Dangote, Adenuga top 2019 Forbes’ list of ‘poorer’ African billionaires.
For eight years running, Africa’s richest man, Aliko Dangote, maintained his position on Forbes’ new list of African billionaires but lost nearly $2 billion compared to his net worth last year.
Tagged: Fewer Billionaires, Poorer Billionaires On African Continent In 2019, Forbes said the number of African billionaires fell to 20, down from 23 last year, having been buffeted by plunging stock prices and weaker currencies.
Overall, the 20 African business tycoons are worth $68.7 billion, down from $75.4 billion last year. However, the average net worth of each member on the list this year grew to $3.4 billion from $3.3 billion in early 2018.
The report revealed that Dangote’s estimated $10.3 billion net worth is nearly $2 billion less than a year ago, due to nearly 20 percent drop in the stock price of Dangote Cement.
In 2015, Dangote’s net worth stood at $25 billion but reduced by about $15 billion three years after.
Nigeria’s telecommunications guru, Mike Adenuga, emerged the continent’s second richest man with an estimated net worth of $9.2 billion.

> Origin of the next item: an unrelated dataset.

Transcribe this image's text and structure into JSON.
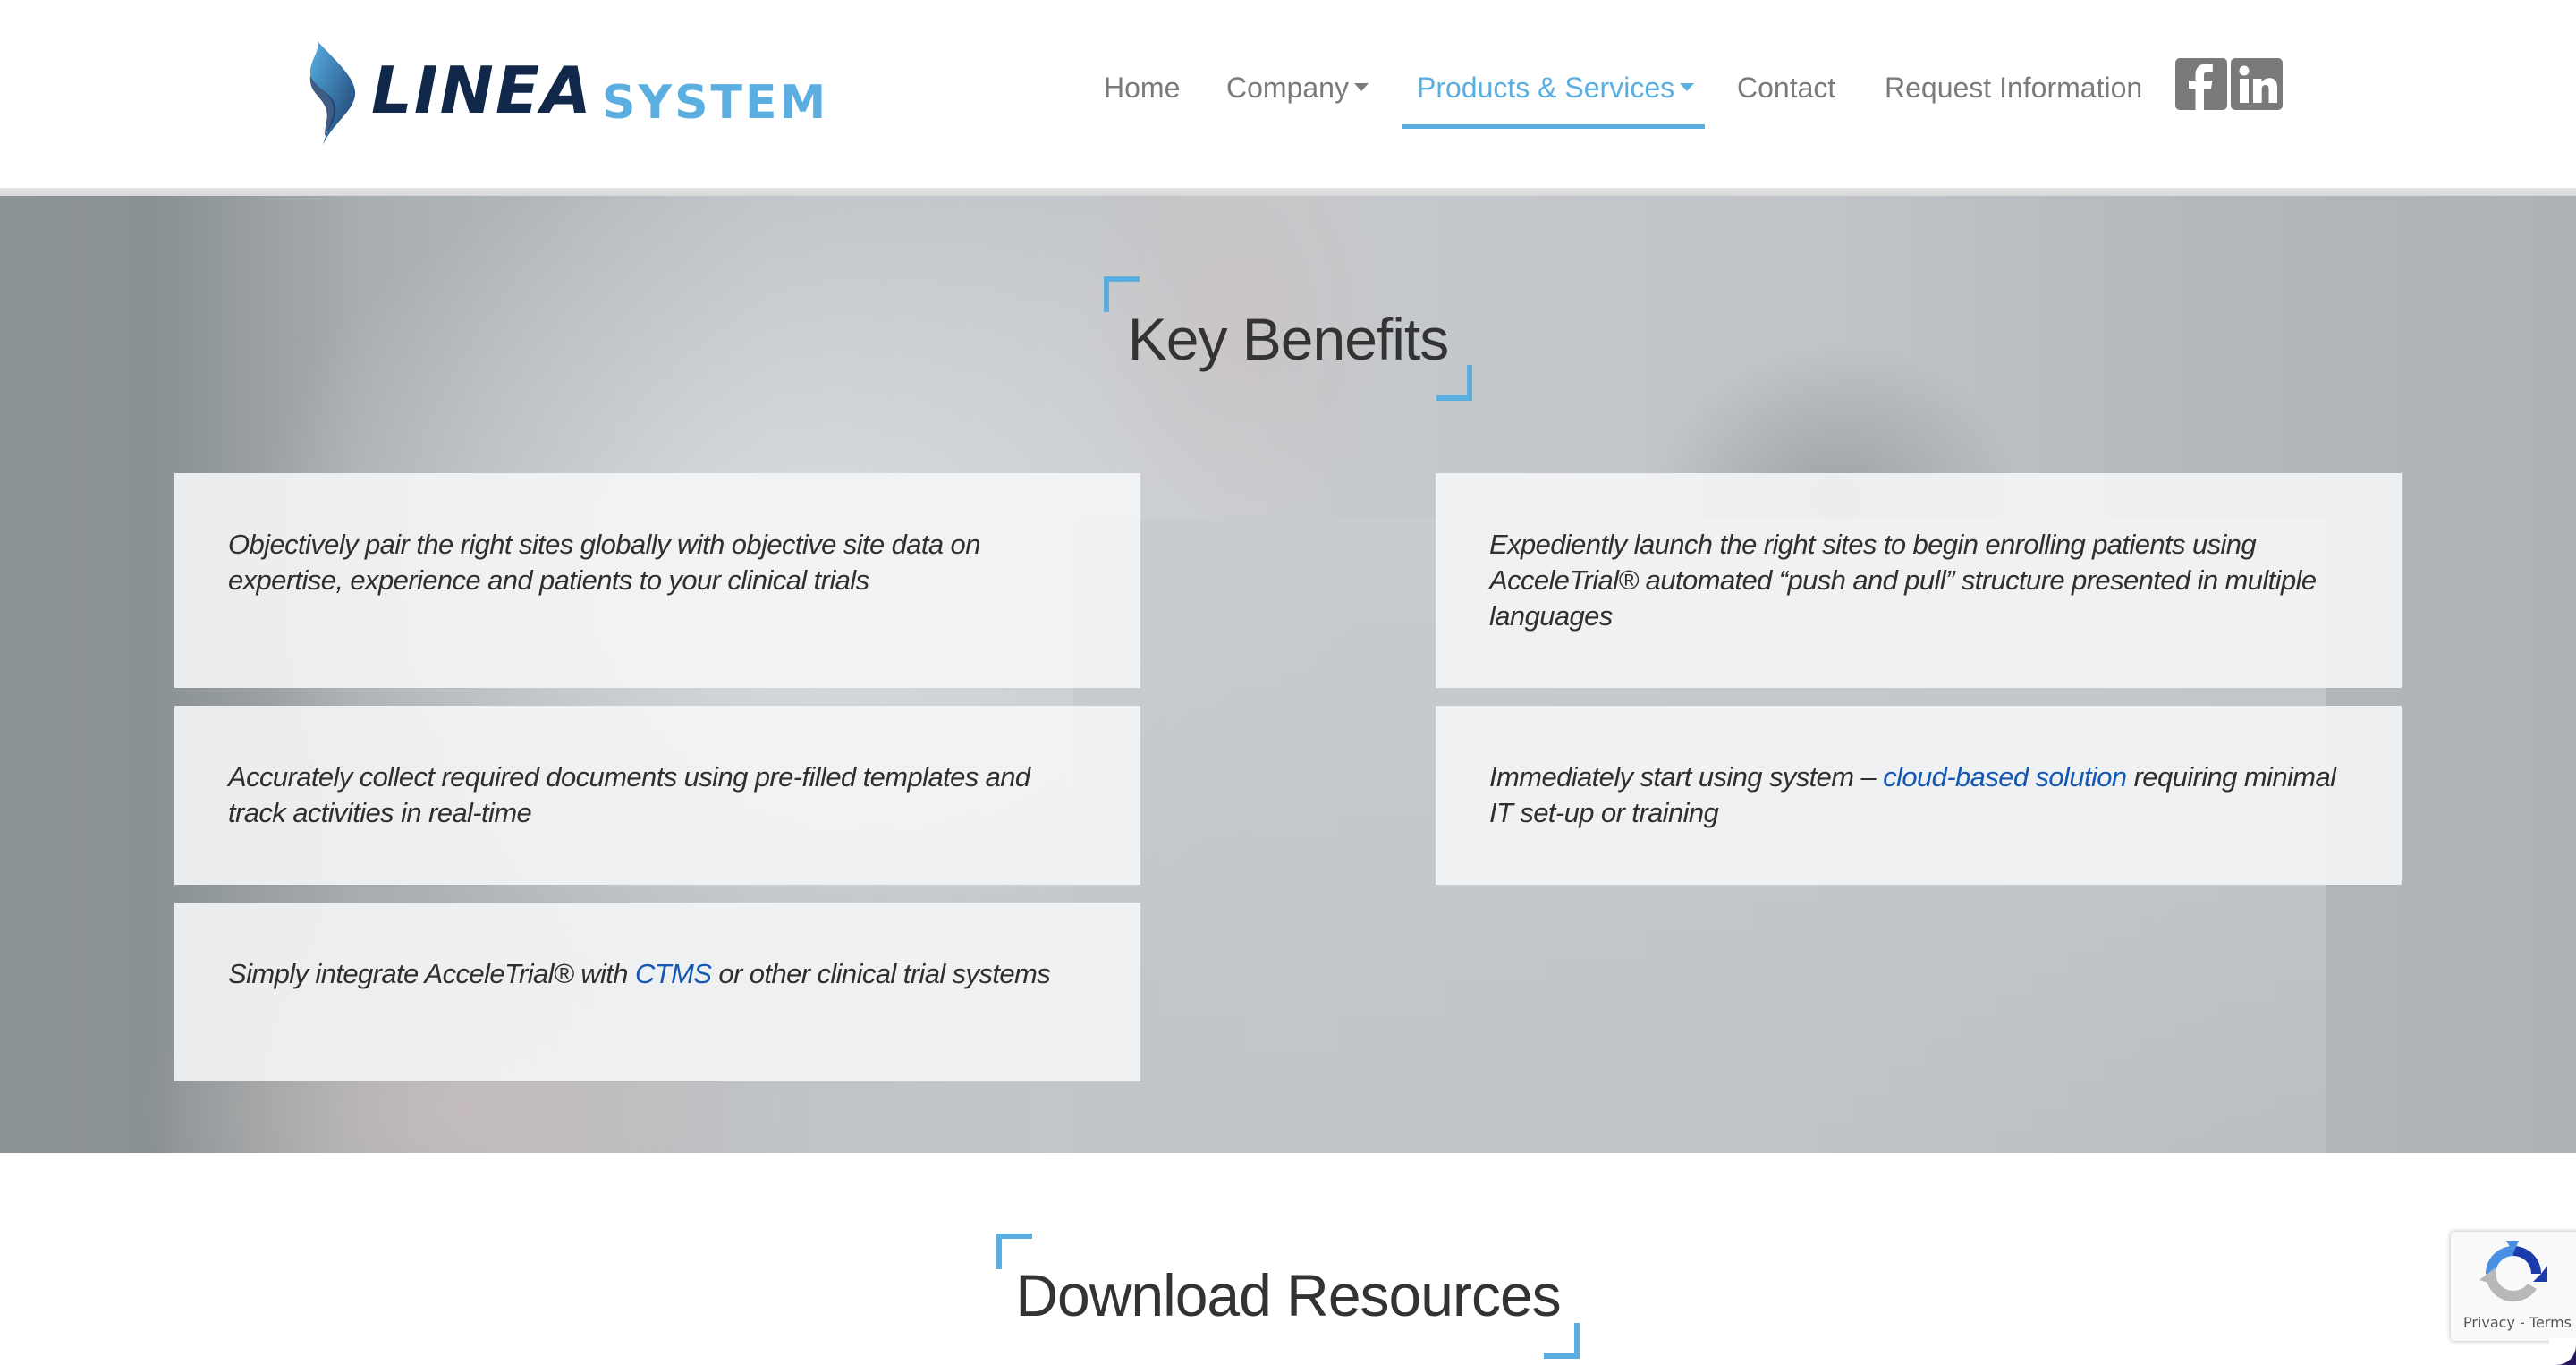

Adenuga controls Globacom, Nigeria’s second-largest mobile telephone network, Conoil, extensive real estate holdings and a network of 12,000 cellphone towers.
His total net worth grew from $5.3 billion in January 2018 to $9.2 billion according to information he provided on his assets.
Africa’s richest woman, Folorunsho Alakija, whose net worth dropped last year, ranked number 19 on the list.
The Forbes report indicates that Alakija, who has a stake in one of the most productive oil fields operated by Chevron Nigeria Limited (CNL) dropped due to the decline in the value of the oil field.
Nigeria’s cement mogul, Abdulsamad Rabiu, who runs the BUA Group, returned to number 16 on the list for the first time since 2015.
He made Kalambaina Cement firm a publicly traded Cement Company of Northern Nigeria (CCNN) in 2018.
Rabiu now owns 97 percent of the company. Kalambaina, which operates a new cement production facility, started selling cement in mid-2018. But his OBU Cement, which operates independently, recently expanded its operations, with a new production line.
Forbes disclosed that the net worth was calculated using stock prices and exchange rates at the close of business on Friday, January 4, 2019.
Private businesses were, however, evaluated by coupling estimates of revenues or profits with prevailing price-to-sales or price-to-earnings ratios for similar public companies.